Untraceable Review

Untraceable
FBI agent Jennifer Marsh (Lane) specialises in policing cyberspace. When a new website, killwithme.com, appears providing a live video feed to hideous tortures, Marsh begins a hunt for the tech savvy lunatic behind the horrific killings...

by Ian Freer |
Published on
Release Date:

29 Feb 2008

Running Time:

100 minutes

Certificate:

18

Original Title:

Untraceable

Director Gregory Hoblit, who usually plies his trade in more legal-based potboilers like Primal Fear and Fracture, goes all high-tech with this mildly engaging thriller. While it is a step up from FeardotCom and Perfect Stranger, it still falls into the trap that snares most internet-related pictures.

Firstly, not even Dashiell Hammett or Raymond Chandler can make hardboiled poetry out of phrases like “IP address” and “collective servers”. Perhaps more importantly, it is difficult to make the practice of internet consumption look anything but inert, passive and geeky - how to be intimidated by a killer whose modus operandi is basically ctrl-alt-delete. In this respect, Untraceable tries hard not to pull its punches. From the opening, where the internet predator tortures a cute puddy cat, you know this cyber-psycho means business. But, as the body count escalates, so the victims are offed in more creative and ludicrous ways: death by a serum that speeds up haemophilia, death by heat lamps, death by sulphuric acid etc.
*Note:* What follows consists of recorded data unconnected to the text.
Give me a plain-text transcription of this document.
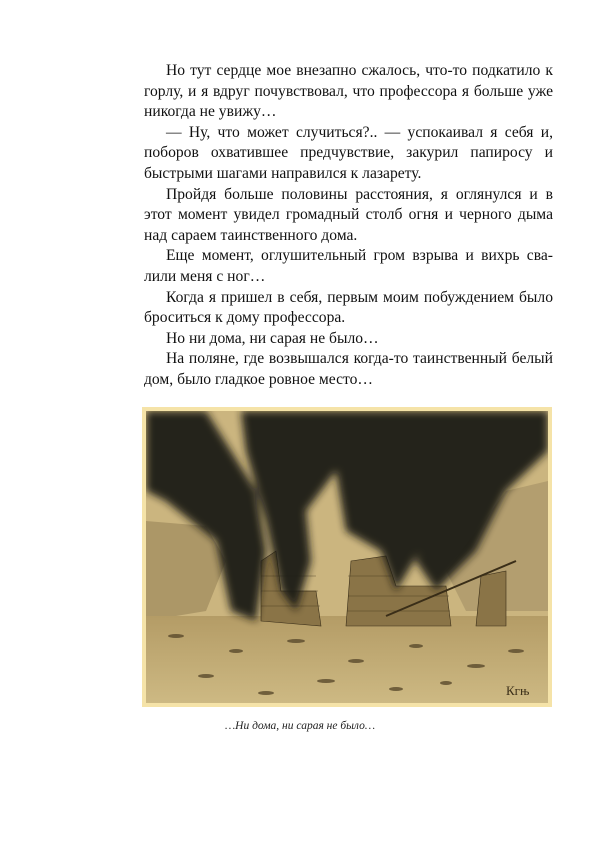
Но тут сердце мое внезапно сжалось, что-то подкатило к горлу, и я вдруг почувствовал, что профессора я больше уже никогда не увижу…

— Ну, что может случиться?.. — успокаивал я себя и, поборов охватившее предчувствие, закурил папиросу и быстрыми шагами направился к лазарету.

Пройдя больше половины расстояния, я оглянулся и в этот момент увидел громадный столб огня и черного дыма над сараем таинственного дома.

Еще момент, оглушительный гром взрыва и вихрь свалили меня с ног…

Когда я пришел в себя, первым моим побуждением было броситься к дому профессора.

Но ни дома, ни сарая не было…

На поляне, где возвышался когда-то таинственный белый дом, было гладкое ровное место…

Кгњ
…Ни дома, ни сарая не было…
However satisfyingly 18 cert. things get, the movie still gets bogged down in formula. Lane’s cop, Jennifer Marsh, is a forgetful mom and widow, caught in the over-familiar pull between catching crooks and a neglected family life. She is also at odds with her superior, shares comic relief with a co-cybercop (a likeable Colin Hanks) and has a hint of attraction to regular cop Eric Box (a blank Billy Burke).

Then there are the rote thriller elements: red herrings, poking around dingy basements, and the old reliable killer-coming-at-what-the-heroine-loves gambit. To his credit, Hoblit coats the first half in a grey, chilly patina that gives it a sense of foreboding without straying into Seven-esque extremes, but he can’t make the second half as visually interesting.

Around the edges is some point-making about the culpability of the media in net torture porn. In a neat plot twist, the more people that log onto killwithme.com, the quicker the victim dies - but Hoblit doesn’t connect the dots to explore his theme fully or have that Hitchcockian skill to make the audience complicit in the crime. Still, it’s a strong idea in a film sadly bereft of them.

A competent suspenser, helped by the always-dependable Diane Lane, but it suffers by following the modern thriller playbook to the letter.